Je vous attends sur mon bâton, mon cher petit Toto, sans oser en bouger car j’ai oublié de vous dire hier qu’il faudrait que j’aille à la ville pour du papier, de l’encre et différentes choses personnelles pour moi tout aussi pressantes. Dans la crainte que vous n’ayez l’inspiration contrariante de venir pendant mon absence je reste chez moi avec sérinité. Cela me permet de voir passer les pinsons [1] plus ou moins apocryphes de la vieille Angleterre et de regarder d’où vient le vent. Je me suis aperçue ce matin que j’avais oublié de te faire baigner les yeux, ce dont j’ai été bien fâchée. Il est probable que ma colère ridicule et impuissante contre les plumitifs d’Espagne et de Jersey m’aura distraite de mon doux devoir au moment où tu sortais. Raison de plus pour moi de leur en vouloir encore davantage, ce dont je ne me priverai pas, je te prie de le croire et quoi que tu en dises. Cher petit bien-aimé, je te fais penser de nouveau qu’il faut que tu me donnes de la copire afin que je ne perde pas un instant et que je puisse avoir le plaisir de faire toute cette adorable besogne à moi toute seule, si c’est possible.

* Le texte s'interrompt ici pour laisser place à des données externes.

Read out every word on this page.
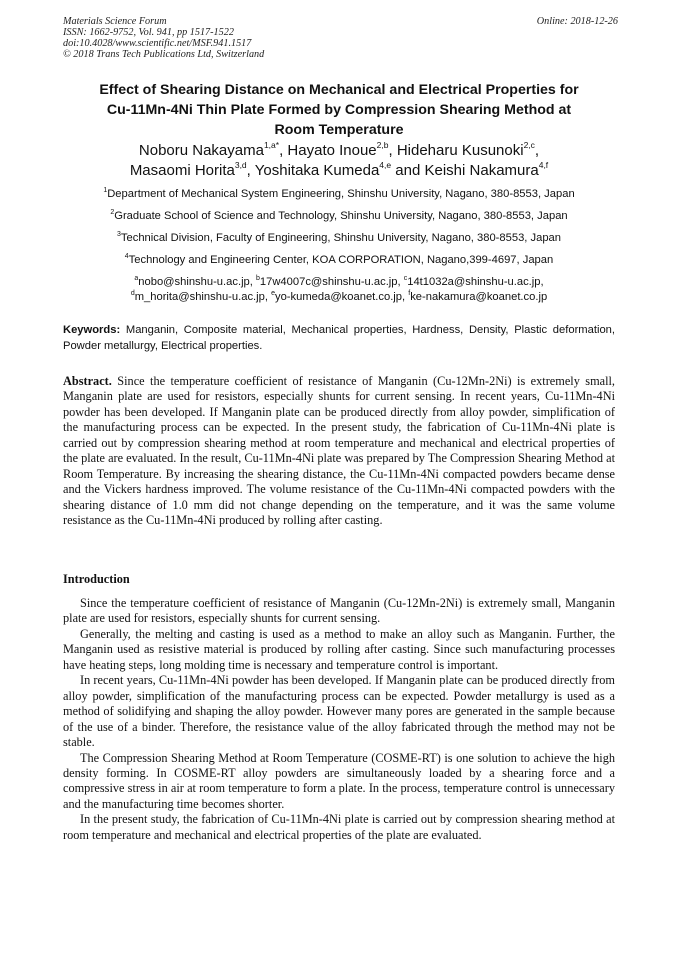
Materials Science Forum
ISSN: 1662-9752, Vol. 941, pp 1517-1522
doi:10.4028/www.scientific.net/MSF.941.1517
© 2018 Trans Tech Publications Ltd, Switzerland
Online: 2018-12-26
Effect of Shearing Distance on Mechanical and Electrical Properties for
Cu-11Mn-4Ni Thin Plate Formed by Compression Shearing Method at
Room Temperature
Noboru Nakayama$^{1,a*}$, Hayato Inoue$^{2,b}$, Hideharu Kusunoki$^{2,c}$,
Masaomi Horita$^{3,d}$, Yoshitaka Kumeda$^{4,e}$ and Keishi Nakamura$^{4,f}$
$^1$Department of Mechanical System Engineering, Shinshu University, Nagano, 380-8553, Japan
$^2$Graduate School of Science and Technology, Shinshu University, Nagano, 380-8553, Japan
$^3$Technical Division, Faculty of Engineering, Shinshu University, Nagano, 380-8553, Japan
$^4$Technology and Engineering Center, KOA CORPORATION, Nagano,399-4697, Japan
$^a$nobo@shinshu-u.ac.jp, $^b$17w4007c@shinshu-u.ac.jp, $^c$14t1032a@shinshu-u.ac.jp,
$^d$m_horita@shinshu-u.ac.jp, $^e$yo-kumeda@koanet.co.jp, $^f$ke-nakamura@koanet.co.jp
Keywords: Manganin, Composite material, Mechanical properties, Hardness, Density, Plastic deformation, Powder metallurgy, Electrical properties.
Abstract. Since the temperature coefficient of resistance of Manganin (Cu-12Mn-2Ni) is extremely small, Manganin plate are used for resistors, especially shunts for current sensing. In recent years, Cu-11Mn-4Ni powder has been developed. If Manganin plate can be produced directly from alloy powder, simplification of the manufacturing process can be expected. In the present study, the fabrication of Cu-11Mn-4Ni plate is carried out by compression shearing method at room temperature and mechanical and electrical properties of the plate are evaluated. In the result, Cu-11Mn-4Ni plate was prepared by The Compression Shearing Method at Room Temperature. By increasing the shearing distance, the Cu-11Mn-4Ni compacted powders became dense and the Vickers hardness improved. The volume resistance of the Cu-11Mn-4Ni compacted powders with the shearing distance of 1.0 mm did not change depending on the temperature, and it was the same volume resistance as the Cu-11Mn-4Ni produced by rolling after casting.
Introduction

Since the temperature coefficient of resistance of Manganin (Cu-12Mn-2Ni) is extremely small, Manganin plate are used for resistors, especially shunts for current sensing.

Generally, the melting and casting is used as a method to make an alloy such as Manganin. Further, the Manganin used as resistive material is produced by rolling after casting. Since such manufacturing processes have heating steps, long molding time is necessary and temperature control is important.

In recent years, Cu-11Mn-4Ni powder has been developed. If Manganin plate can be produced directly from alloy powder, simplification of the manufacturing process can be expected. Powder metallurgy is used as a method of solidifying and shaping the alloy powder. However many pores are generated in the sample because of the use of a binder. Therefore, the resistance value of the alloy fabricated through the method may not be stable.

The Compression Shearing Method at Room Temperature (COSME-RT) is one solution to achieve the high density forming. In COSME-RT alloy powders are simultaneously loaded by a shearing force and a compressive stress in air at room temperature to form a plate. In the process, temperature control is unnecessary and the manufacturing time becomes shorter.

In the present study, the fabrication of Cu-11Mn-4Ni plate is carried out by compression shearing method at room temperature and mechanical and electrical properties of the plate are evaluated.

En attendant, je te laisse plus que jamais libre d’arranger l’excursion de Serk comme tu pourras et comme tu voudras car je ne veux en aucune façon te gêner dans tes plaisirs ou t’embarrasser dans tes travaux et puis, comme tu me l’as fait remarquera hier, il est prudent de ne pas attendre le mauvais temps pour visiter cette petite île ; ainsi il faut te hâter et saisir le premier beau jour qui se présentera pour exécuter ton projet [2]. Jusque là, mon cher petit homme, je me résigne à tout ce qui te plaira, prête à me réjouir si tu m’emmènesb, tâchant de prendre mon courage à deux mains si tu es forcé de me laisser ici : dans l’un et l’autre cas ce ne sera pas l’amour qui me fera faute car je t’aime plus que tu n’en pourrais supporter.

Juliette

BnF, Mss, NAF 16375, f. 267-268
Transcription de Chantal Brière

a) « remarqué ».
b) « m’emmène ».

Notes

[1Jeu de mots problable sur le nom d’Albert Pinson, jeune militaire anglais qui fréquente Marine-Terrace pendant l’été 1854, et dont la fille de Victor Hugo, Adèle, s’amourache pour son plus grand malheur.

[2Cette excursion aura lieu le 28 août.